Tabak- und Nikotinerzeugnisse enthalten eine Vielzahl von Zusatzstoffen, die weit über die Geschmacksverstärkung hinausgehen. Einige sind in der Europäischen Union ausdrücklich verboten, weil sie irreführende Assoziationen wecken, etwa wenn sie Vitalität oder gesundheitlichen Nutzen suggerieren.
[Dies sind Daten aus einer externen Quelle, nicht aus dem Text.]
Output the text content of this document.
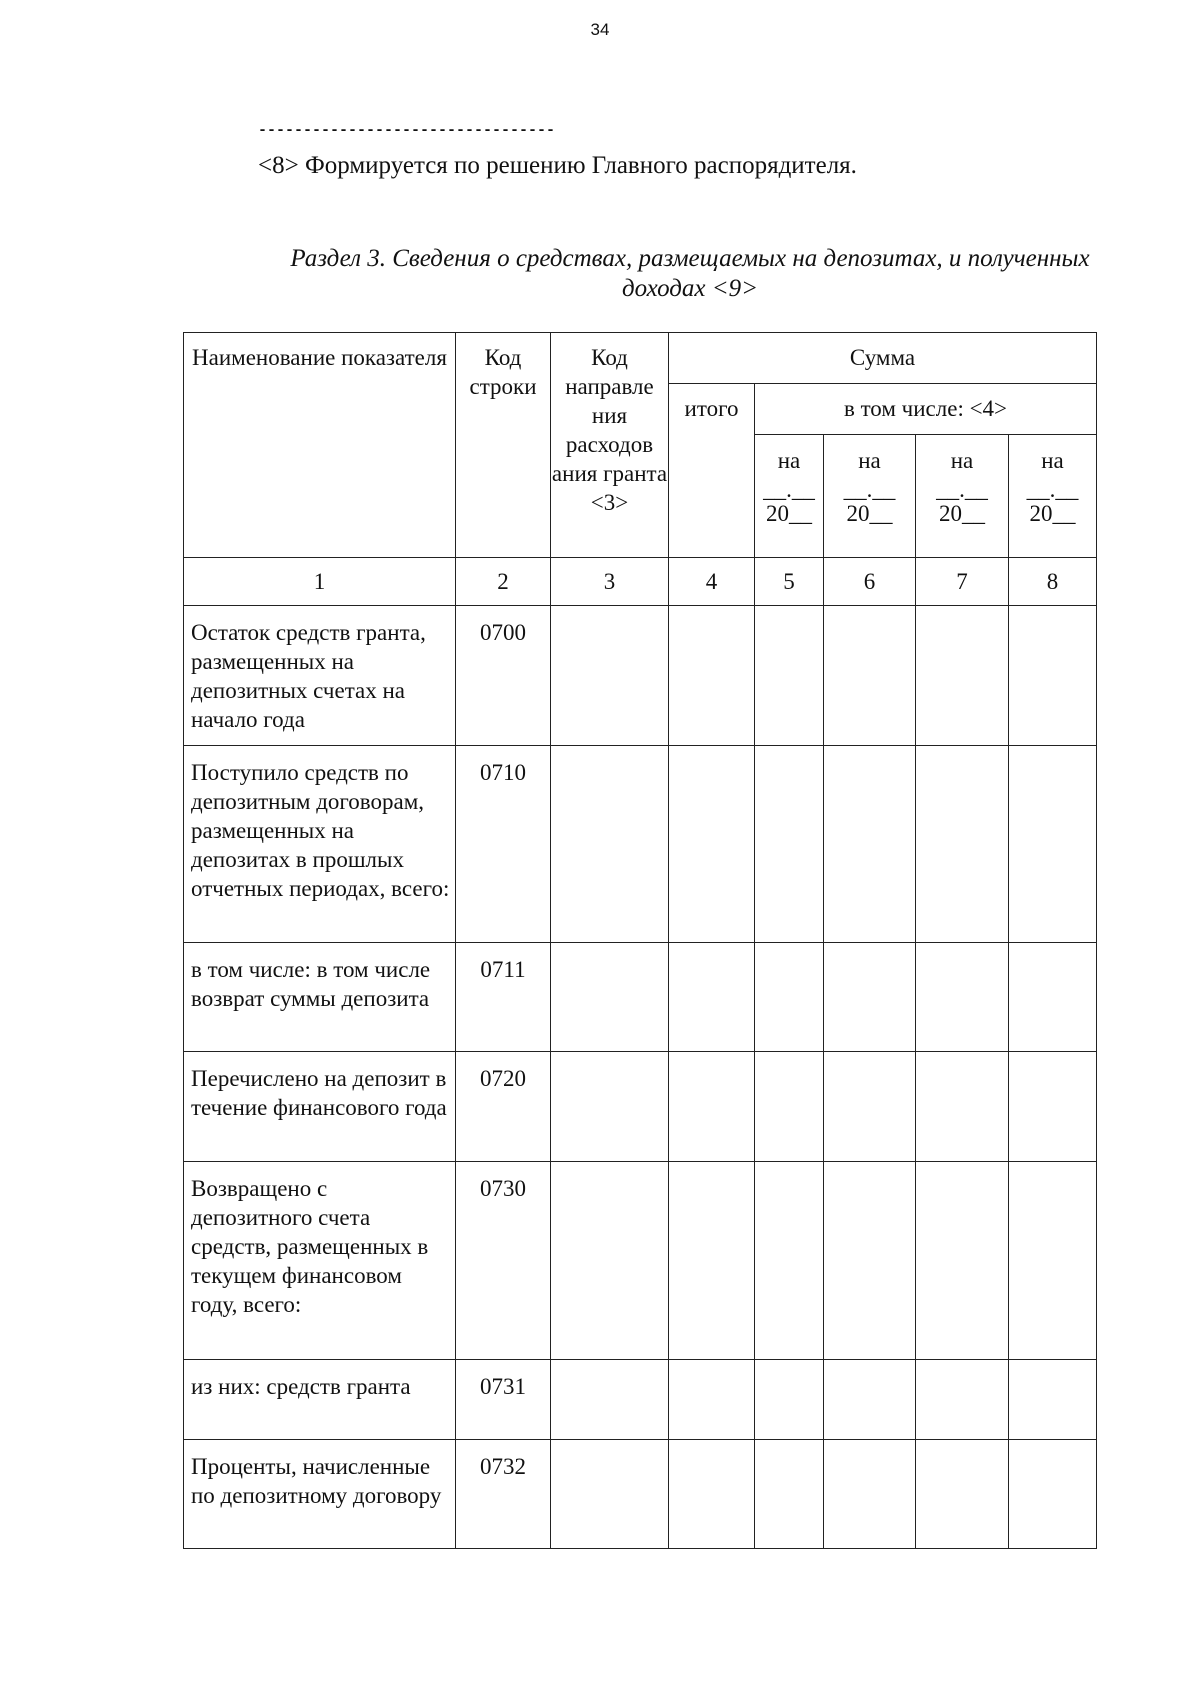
34
---------------------------------
<8> Формируется по решению Главного распорядителя.
Раздел 3. Сведения о средствах, размещаемых на депозитах, и полученных
доходах <9>
Наименование показателя	Код строки	Код направле ния расходов ания гранта <3>	Сумма				
			итого	в том числе: <4>			
				на
__.__
20__	на
__.__
20__	на
__.__
20__	на
__.__
20__

1	2	3	4	5	6	7	8
Остаток средств гранта, размещенных на депозитных счетах на начало года	0700						
Поступило средств по депозитным договорам, размещенных на депозитах в прошлых отчетных периодах, всего:	0710						
в том числе: в том числе возврат суммы депозита	0711						
Перечислено на депозит в течение финансового года	0720						
Возвращено с депозитного счета средств, размещенных в текущем финансовом году, всего:	0730						
из них: средств гранта	0731						
Проценты, начисленные по депозитному договору	0732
„Da gibt es Vitamine, Aminosäuren, und sogar Elemente der Kaffeebohne werden hinzugefügt“, erklärt Reinskje. „Diese Zusatzstoffe sind ziemlich gefährlich, weil sie die Risikowahrnehmung der Menschen beeinträchtigen können. Seit April dieses Jahres sind solche Verbindungen in den Niederlanden verboten.“

„Manche Zusatzstoffe stellen ein direktes Gesundheitsrisiko dar, da sie krebserregend oder giftig sind, während andere noch weiter gehen, indem sie die Aufnahme von Nikotin durch den Körper verändern“, fügt Reinskje hinzu. „Kühlende Wirkstoffe wie Menthol lösen eine kühlende Reaktion im Rachen aus, was das Inhalieren erleichtert und einen tieferen und häufigeren Gebrauch begünstigt. Im Gegensatz zu einer Zigarette, die ein natürliches Ende hat, kann eine E-Zigarette ununterbrochen verwendet werden, und das führt zu einer höheren Exposition gegenüber Nikotin und schädlichen Emissionen und erhöht auch das Suchtpotenzial.“

Gesetze hinken den Taktiken der Industrie hinterher

Die WHO schlägt Alarm, weil elektronische Nikotinabgabesysteme, einschließlich E-Zigaretten, in vielen Ländern mit begrenzten Regulierungsmaßnahmen auf dem Markt zugelassen wurden. Diese Produkte werden aggressiv an die Jugend vermarktet: durch leuchtende Verpackungen und Farben, spielzeugähnliche Gestaltung, Partnerschaften mit Influencern und Tausende von verlockenden Geschmacksrichtungen.

So waren 2022 in nur vier Ländern der Europäischen Region der WHO alle Aromen in E-Zigaretten verboten, während in vier weiteren Ländern bestimmte Aromen erlaubt und andere eingeschränkt waren. Nur elf Länder verbieten alle Formen von Werbung, Verkaufsförderung und Sponsoring für E-Zigaretten, in 36 Ländern gelten partielle Verbote, und sechs Länder haben keinerlei Vorschriften. Diese Defizite machen junge Menschen besonders anfällig für die gezielte Vermarktung von E-Zigaretten.

Um die Jugend und die öffentliche Gesundheit zu schützen, müssen die Länder entschlossene Maßnahmen ergreifen, die die Akzeptanz von Nikotin- und Tabakprodukten verhindern und der Nikotinsucht im Rahmen eines umfassenden Ansatzes zur Eindämmung des Tabakkonsums entgegenwirken. Um heutige und künftige Generationen vor Schaden zu bewahren, ist es unverzichtbar, die Attraktivität dieser Produkte durch strengere Vorschriften zu verringern.